Maybe you have read our CDHK E-book Haiku Writing Techniques Volume 2, I hope so, because I have taken a chapter from that 2nd volume to inspire you today. Maybe you can remember "shasei", it's a haiku writing technique inventened by Masaoka Shiki. Let me give you an explanation of this haiku writing technique.
|A Stormy Sea (painting by Monet, 1884), this is what "shasei" means "the real thing, as you see it".|
The word "shasei" has not yet been invented at the time of Basho, but the idea was there according to what Basho tells his disciples:
[...] Matsuo Basho advises his disciples: “Learn from the Pine!”To do that you must leave behind you all subjective prejudice. Otherwise you will force your own self onto the object and can learn nothing from it. Your poem will well-up of its own accord when you and the object become one, when you dive deep enough into the object, to discover something of its hidden glimmer. [...]

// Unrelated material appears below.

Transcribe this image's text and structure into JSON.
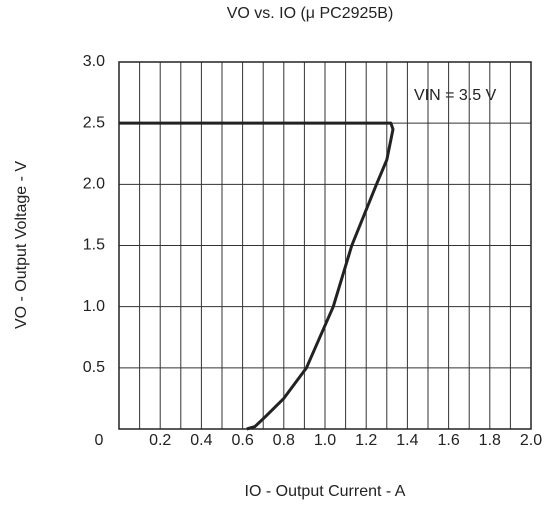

An example of "shasei", a haiku by Shiki:
Come spring as of old.
When such revenues of rice.
Braced this castle town!
© Masaoka Shiki
Though this technique is often given Shiki's term Shasei (sketch from life) or Shajitsu (reality), it has been in use since the beginning of poetry in the Orient. The poetic principle is "to depict the thing just as it is". The reason Shiki took it up as a poetical cause, and this made it famous, was his own rebellion against the many other techniques used in haiku. Shiki was, by nature it seemed, against whatever was the status quo - a true rebel. If older poets had overused any idea or method, it was his personal goal to point this out and suggest something else. This was followed until someone else got tired of it and suggested something new. This seems to be the way poetry styles go in and out of fashion.
Thus, Shiki hated associations, contrasts, comparisons, wordplays, puns, and riddles - all the things we are cherishing here! He favored the quiet simplicity of just stating what he saw without anything else happening in the haiku. He found the greatest beauty in the common sight, simply reported exactly as it was seen, and ninety-nine percent of his haiku written in his style. Many people still feel he was right. There are some moments that are perhaps best said as simply as possible in his way. Yet, Shiki himself realized in 1893, after writing very many haiku in this style, that used too much, even his new idea could become lackluster. So the method is an answer, but never the complete answer of how to write a haiku.
|waves (© unknown)|
An example of a shasei haiku by Jane Reichhold:
waves come into the cove
one at a time
© Jane Reichhold
In Basho's time shasei wasn't a known word, but this haiku shows what shasei means. Just the real scene caught in a haiku. An example of a shasei haiku by Basho:
ame no hi ya seken no aki o sakai-cho
a rainy day
the autumn world
of a border town
© Basho (Tr. Jane Reichhold)
The play of words, something Shiki hated, comes with sakai ("boundary" or "border") and sakai-cho, the name of the theater district of old Tokyo. Because of its questionable reputation the district was placed at the edge of town.
I think this shasei is a nice Haiku Writing Technique and worth "playing" with. So here is a haiku by myself in which I have used shasei:
wandering over the hazy heath
the cry of an owl
Well ... the goal is clear for this episode I think "write a haiku in the shasei style" promoted by Shiki. Have fun!
This episode is NOW OPEN for your submissions and will remain open until October 30th at noon (CET). I will try to publish our new episode later on. For now ... have fun!